Den mühsam aufgebauten Gartenpool konnte ich Gubacca übrigens trotz massiven familiären Körpereinsatzes nicht schmackhaft machen. Ich stand also persönlich tief im bunten Plastikbecken, patschte motivierend im Wasser herum und versuchte, so einladend wie möglich zu wirken: „Guck mal, Bacci! Wie herrlich! Komm doch rein!“ Gubacca saß davor und starrte mich an. Nicht bewundernd. Sondern mit genau dem Blick, den man auflegt, wenn man live beobachtet, wie ein geliebter Mensch endgültig den Verstand verliert.

Aber ich habe an diesem Tag eine ganz wichtige Lektion gelernt: Ein einmeterdreiundsiebzig großes, völlig erschöpftes Frauchen passt erstaunlich gut in ein einmeterdreißig kleines Kinderplanschbecken. Es sah mit Sicherheit nicht würdevoll aus. Aber Würde wird ohnehin maßlos überschätzt, wenn man nächtelang bei 29 Grad im Schlafzimmer geschmort hat.

Zum Glück hat mich niemand gesehen. Außer Gubacca. Und ich bin mir absolut sicher, er wird diesen Anblick eiskalt gegen mich verwenden, sobald Hunde irgendwann sprechen lernen.

Nach elf Tagen Ausnahmezustand weiß ich nun: Man muss nicht perfekt durch solche Phasen kommen. Man muss sie nur vernünftig überstehen. Für uns hieß das: Früh raus, spät raus, dazwischen radikale Ruhe.

Keine großen Abenteuer, keine krampfhaften Auslastungs-Heldentaten. An solchen Tagen ist weniger Erleben die größte Fürsorge, die wir unseren Hunden schenken können. Gubacca jedenfalls wirkte am Ende nicht wie ein Hund, dem das große Abenteuer fehlte. Er wirkte eher wie ein Hund, der dachte: „Endlich hat sie kapiert, dass nacktes Überleben auch ein tagesfüllendes Programm sein kann.“

Jetzt starten wir gleich zu unserer letzten Abendrunde.
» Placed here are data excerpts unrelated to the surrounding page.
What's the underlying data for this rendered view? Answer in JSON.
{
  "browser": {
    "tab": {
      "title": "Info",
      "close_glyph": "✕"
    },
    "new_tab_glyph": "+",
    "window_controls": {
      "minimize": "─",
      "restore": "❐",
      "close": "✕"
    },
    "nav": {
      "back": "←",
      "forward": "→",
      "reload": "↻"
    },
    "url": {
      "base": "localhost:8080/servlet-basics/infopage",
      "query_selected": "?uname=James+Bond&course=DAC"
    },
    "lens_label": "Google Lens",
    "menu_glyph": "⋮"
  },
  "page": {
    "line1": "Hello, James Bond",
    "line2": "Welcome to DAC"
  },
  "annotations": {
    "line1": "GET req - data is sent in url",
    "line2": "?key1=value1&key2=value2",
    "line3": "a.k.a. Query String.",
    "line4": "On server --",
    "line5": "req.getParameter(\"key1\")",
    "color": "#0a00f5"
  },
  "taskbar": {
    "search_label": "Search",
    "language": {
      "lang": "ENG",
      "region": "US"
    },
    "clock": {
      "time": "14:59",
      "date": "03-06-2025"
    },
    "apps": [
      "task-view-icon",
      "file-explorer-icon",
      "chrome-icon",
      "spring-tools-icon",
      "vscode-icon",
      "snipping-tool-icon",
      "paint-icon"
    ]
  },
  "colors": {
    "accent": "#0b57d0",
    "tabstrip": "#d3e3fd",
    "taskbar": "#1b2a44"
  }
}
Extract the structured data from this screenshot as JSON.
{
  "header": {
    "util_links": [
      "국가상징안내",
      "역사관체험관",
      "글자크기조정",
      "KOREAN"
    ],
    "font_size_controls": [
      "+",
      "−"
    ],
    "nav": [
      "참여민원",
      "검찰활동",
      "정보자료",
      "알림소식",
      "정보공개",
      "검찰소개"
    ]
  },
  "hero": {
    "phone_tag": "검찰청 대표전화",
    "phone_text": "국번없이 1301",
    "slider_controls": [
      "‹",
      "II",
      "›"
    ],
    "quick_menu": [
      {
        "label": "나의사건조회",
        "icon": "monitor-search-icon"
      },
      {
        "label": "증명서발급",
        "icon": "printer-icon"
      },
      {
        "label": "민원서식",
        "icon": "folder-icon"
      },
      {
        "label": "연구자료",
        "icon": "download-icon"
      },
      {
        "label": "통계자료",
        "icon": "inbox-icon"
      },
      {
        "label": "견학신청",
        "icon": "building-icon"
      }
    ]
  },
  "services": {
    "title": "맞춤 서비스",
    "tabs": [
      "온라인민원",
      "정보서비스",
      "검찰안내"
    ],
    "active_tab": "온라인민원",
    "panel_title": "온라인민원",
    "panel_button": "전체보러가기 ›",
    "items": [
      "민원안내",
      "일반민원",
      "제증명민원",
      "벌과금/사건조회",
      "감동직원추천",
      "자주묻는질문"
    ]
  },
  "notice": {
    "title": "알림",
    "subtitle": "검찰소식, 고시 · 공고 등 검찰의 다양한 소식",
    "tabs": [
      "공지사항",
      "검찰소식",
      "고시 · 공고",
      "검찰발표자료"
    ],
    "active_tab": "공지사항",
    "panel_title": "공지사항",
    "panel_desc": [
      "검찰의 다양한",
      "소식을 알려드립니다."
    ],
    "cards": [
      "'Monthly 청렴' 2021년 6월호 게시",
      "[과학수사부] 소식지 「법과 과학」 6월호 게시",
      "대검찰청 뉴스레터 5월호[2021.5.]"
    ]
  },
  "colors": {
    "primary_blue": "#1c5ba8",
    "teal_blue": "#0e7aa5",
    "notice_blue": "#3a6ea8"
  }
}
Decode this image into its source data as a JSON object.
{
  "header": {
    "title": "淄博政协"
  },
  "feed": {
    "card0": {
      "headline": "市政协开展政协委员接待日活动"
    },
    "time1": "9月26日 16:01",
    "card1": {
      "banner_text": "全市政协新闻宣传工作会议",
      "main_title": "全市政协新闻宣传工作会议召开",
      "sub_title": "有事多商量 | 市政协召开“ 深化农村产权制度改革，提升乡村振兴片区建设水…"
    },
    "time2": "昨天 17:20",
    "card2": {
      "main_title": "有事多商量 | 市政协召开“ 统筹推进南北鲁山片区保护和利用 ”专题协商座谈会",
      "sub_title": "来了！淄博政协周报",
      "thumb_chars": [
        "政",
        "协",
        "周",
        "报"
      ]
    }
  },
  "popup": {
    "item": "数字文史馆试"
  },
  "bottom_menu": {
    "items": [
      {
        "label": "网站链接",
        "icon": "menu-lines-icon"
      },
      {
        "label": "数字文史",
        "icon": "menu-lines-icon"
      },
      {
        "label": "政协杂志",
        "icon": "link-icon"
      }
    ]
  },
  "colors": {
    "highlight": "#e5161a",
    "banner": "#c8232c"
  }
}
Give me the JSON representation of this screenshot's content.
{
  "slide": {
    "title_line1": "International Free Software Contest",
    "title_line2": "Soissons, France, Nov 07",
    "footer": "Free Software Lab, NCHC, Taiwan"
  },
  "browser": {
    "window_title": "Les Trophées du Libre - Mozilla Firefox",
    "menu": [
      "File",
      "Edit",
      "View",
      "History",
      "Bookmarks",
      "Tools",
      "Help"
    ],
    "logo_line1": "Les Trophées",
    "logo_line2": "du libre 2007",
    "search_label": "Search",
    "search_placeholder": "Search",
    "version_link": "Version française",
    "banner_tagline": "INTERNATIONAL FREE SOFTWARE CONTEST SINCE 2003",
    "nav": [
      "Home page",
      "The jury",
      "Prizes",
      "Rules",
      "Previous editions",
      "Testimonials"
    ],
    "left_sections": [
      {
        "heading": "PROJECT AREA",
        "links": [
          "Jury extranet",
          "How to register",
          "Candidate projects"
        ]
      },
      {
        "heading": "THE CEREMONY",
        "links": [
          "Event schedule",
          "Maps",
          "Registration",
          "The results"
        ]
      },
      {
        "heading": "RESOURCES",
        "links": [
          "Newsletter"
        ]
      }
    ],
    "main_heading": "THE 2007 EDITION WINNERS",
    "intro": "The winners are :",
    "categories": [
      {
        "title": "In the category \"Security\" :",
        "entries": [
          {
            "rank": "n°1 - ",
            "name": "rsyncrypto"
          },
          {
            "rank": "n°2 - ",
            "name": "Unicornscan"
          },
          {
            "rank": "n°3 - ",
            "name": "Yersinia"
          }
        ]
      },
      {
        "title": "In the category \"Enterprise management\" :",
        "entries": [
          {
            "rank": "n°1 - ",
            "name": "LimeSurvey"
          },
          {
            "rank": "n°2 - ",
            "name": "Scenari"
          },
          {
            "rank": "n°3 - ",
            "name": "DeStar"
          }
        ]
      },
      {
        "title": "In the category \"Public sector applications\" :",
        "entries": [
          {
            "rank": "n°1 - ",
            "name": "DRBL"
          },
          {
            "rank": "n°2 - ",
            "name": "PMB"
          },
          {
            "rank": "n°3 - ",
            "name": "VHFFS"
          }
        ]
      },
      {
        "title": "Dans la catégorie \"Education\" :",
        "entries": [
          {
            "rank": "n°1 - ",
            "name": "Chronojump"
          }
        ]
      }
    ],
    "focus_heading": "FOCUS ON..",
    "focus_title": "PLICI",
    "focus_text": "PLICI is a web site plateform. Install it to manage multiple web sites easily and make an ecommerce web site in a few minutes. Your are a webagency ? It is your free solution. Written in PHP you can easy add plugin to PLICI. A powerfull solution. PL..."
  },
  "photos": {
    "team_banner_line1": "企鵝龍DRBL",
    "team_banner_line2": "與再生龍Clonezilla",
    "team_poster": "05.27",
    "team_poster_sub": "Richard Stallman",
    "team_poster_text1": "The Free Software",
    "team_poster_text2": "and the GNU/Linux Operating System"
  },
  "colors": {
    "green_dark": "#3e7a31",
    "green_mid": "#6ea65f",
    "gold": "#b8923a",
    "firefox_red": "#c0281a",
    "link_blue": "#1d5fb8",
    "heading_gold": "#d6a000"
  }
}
Ich hoffe auf ein bisschen kühlere Luft, einen schönen Mondaufgang und einen Hund, der im Gebüsch noch einmal kurz kooperiert, bevor wir uns wieder in unseren Wohnzimmerbunker zurückziehen. Ab morgen soll es ja glücklicherweise „Winter“ werden. Angenehme 27 Grad stehen auf dem Plan.

Ich hätte nie gedacht, dass ich diesen Satz jemals schreiben würde, aber: Das klingt absolut traumhaft. Vielleicht fahren wir dann endlich wieder zum Kanal. Falls ich mir vorher nicht doch noch schnell eine Kuscheldecke aus dem Schrank holen muss. Nur aus Prinzip.